The association of the emperor Nero with frogs is not unique to Plutarch (see my earlier post The Emperor Nero: Viper or Frog?).
A thousand years later, the Golden Legend recorded a medieval folktale in which the emperor gave birth to a frog:
Nero was not unpunished for their [St. Peter's and St. Paul's] death and other great sins and tyrannies that he committed, for he slew himself with his own hand, which tyrannies were overlong to tell, but shortly I shall rehearse here some.
He slew his master Seneca because he was afraid of him when he went to school.
Also Nero slew his mother and slit her belly for to see the place where he lay in.

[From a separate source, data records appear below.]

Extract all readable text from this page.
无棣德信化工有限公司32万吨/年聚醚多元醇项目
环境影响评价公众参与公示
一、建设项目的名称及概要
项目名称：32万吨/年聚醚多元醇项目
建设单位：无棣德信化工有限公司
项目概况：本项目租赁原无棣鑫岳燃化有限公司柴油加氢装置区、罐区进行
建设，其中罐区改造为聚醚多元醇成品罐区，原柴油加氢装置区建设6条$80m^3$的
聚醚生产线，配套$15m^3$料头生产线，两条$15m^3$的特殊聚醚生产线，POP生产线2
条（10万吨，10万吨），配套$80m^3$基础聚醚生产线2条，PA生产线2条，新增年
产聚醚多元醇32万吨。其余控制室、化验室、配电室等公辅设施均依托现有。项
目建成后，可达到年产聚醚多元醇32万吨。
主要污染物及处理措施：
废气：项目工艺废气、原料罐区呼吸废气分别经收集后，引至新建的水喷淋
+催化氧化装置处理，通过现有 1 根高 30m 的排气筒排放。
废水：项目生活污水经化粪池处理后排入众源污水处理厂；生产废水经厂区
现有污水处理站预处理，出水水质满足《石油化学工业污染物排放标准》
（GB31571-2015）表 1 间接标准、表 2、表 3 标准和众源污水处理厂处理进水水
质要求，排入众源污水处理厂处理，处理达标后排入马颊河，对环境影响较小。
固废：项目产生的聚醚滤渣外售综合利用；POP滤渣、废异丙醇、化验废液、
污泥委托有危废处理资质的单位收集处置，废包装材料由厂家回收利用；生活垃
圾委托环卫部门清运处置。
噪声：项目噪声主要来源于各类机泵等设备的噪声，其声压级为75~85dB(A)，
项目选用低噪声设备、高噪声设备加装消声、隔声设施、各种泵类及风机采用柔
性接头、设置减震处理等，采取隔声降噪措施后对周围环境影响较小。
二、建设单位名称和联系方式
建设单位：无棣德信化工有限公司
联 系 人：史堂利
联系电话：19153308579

The physicians and masters blamed him, and said the son should not slay his mother that had borne him with sorrow and pain.
Then said he, “Make me with child, and after to be delivered, that I may know what pain my mother suffered.” Which by craft they gave to him a young frog to drink, and grew in his belly, and then he said, “But if [unless] ye make me to be delivered I shall slay you all.” And so they gave him such a drink that he had a vomit and cast out the frog, and bare him on hand that because that he abode not his time it was misshapen, which yet he made to be kept.
Then for his pleasure he set Rome afire, which burned seven days and seven sights, and was in a high tower and enjoyed him to see so great a flame of fire, and sang merrily.
He slew the senators of Rome to see what sorrow and lamentation their wives would make.
He wedded a man for his wife. He fished with nets of gold thread, and the garment that he had worn one day he would never wear it ne see it after.
Then the Romans seeing his woodness [madness], assailed him and pursued him unto without the city, and when he saw he might not escape them, he took a stake and sharped it with his teeth, and therewith stuck himself through the body and so slew himself. In another place it is read that he was devoured of wolves. Then the Romans returned and found the frog, and threw it out of the city and there burnt it.